Lulan poured the liquid nitrogen over the steel hinges of the core. The metal groaned, turning a brittle, ghostly white. "Bastian, the shock. Maximum joules on my mark."

She placed the defibrillator paddles against the frozen metal.

"Clear!"

The massive electrical discharge hit the super-cooled steel. With a sound like a lightning strike, the door shattered. Lulan reached into the smoking machinery, her hands protected only by her thin silk sleeves. She found the primary fiber-optic lead—the "nerve" of the hospital—and severed it with a manual override key.

The screaming alarms died. The heat

began to dissipate.

The Final Move

Lulan leaned against the cooling server rack, her breath ragged. She looked at her four children and Silas, who stood in the doorway, his gun smoking.

"The data is safe," Kael whispered, checking his tablet. "But Mother... Leonard just went live on the national emergency frequency. He's declaring martial law. He's telling the people you've assassinated the King."

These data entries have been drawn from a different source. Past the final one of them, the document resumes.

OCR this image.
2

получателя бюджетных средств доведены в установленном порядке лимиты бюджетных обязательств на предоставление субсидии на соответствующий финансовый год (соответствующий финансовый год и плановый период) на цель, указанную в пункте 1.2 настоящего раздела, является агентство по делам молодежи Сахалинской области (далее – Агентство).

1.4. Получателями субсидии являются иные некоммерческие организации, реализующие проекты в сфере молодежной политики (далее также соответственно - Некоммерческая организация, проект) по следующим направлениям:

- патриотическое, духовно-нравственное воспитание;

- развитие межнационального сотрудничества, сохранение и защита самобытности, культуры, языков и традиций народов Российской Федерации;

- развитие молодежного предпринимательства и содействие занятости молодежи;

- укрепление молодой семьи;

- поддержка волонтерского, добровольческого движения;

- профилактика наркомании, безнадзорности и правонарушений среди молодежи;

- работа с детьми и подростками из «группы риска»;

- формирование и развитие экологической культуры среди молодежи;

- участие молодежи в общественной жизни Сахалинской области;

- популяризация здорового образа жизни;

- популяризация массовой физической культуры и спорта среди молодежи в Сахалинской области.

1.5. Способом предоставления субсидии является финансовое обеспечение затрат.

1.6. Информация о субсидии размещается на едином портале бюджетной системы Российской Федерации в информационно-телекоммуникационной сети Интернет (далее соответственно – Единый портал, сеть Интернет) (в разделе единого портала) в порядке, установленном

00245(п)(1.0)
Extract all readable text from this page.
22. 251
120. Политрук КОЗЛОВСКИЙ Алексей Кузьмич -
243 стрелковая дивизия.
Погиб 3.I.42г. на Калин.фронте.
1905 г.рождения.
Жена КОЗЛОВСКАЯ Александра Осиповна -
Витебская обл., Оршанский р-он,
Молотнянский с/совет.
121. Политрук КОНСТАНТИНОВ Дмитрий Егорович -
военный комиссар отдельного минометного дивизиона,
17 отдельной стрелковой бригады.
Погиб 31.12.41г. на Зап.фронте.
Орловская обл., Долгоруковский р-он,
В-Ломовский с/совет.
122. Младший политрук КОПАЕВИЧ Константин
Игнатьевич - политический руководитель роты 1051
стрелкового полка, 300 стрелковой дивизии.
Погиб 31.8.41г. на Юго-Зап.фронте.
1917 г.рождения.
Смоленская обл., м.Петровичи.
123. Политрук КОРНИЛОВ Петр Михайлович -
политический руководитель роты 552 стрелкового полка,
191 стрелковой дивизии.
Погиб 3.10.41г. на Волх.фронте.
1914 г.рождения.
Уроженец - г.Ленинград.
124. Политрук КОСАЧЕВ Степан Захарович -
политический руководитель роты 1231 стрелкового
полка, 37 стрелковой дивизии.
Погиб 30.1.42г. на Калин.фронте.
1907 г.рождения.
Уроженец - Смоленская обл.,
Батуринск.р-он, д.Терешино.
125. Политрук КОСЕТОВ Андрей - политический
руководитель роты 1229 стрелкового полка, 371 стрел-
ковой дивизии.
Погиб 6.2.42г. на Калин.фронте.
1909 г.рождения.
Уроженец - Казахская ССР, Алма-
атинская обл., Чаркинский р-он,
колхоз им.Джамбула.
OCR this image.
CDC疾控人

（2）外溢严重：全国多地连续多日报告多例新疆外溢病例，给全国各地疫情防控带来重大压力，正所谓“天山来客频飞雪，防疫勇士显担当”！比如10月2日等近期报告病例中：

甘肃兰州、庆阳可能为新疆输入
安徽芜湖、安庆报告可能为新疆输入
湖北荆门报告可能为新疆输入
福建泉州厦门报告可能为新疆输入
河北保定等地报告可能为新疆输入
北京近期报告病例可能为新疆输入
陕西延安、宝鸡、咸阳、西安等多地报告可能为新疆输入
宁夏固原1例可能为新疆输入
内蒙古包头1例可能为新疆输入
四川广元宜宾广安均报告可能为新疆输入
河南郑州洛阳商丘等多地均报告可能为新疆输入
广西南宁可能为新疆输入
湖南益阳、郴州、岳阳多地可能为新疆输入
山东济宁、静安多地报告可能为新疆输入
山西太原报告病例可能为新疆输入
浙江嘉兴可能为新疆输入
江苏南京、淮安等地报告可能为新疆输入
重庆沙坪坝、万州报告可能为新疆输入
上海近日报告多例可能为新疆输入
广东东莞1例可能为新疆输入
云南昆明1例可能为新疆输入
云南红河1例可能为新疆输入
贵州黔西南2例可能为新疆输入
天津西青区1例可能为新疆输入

Lulan stood up, straightening her midnight-blue dress, now stained with soot and grease. She looked at the camera in the corner of the room.

"He thinks he's the only one who can broadcast," Lulan said. She looked at Kael. "Can you give me the whole country? Every screen, every phone, every radio?"

"In five seconds," Kael replied.

"Good." Lulan stepped into the light. "Let's show Belgravia what happens when you try to kill a ghost twice."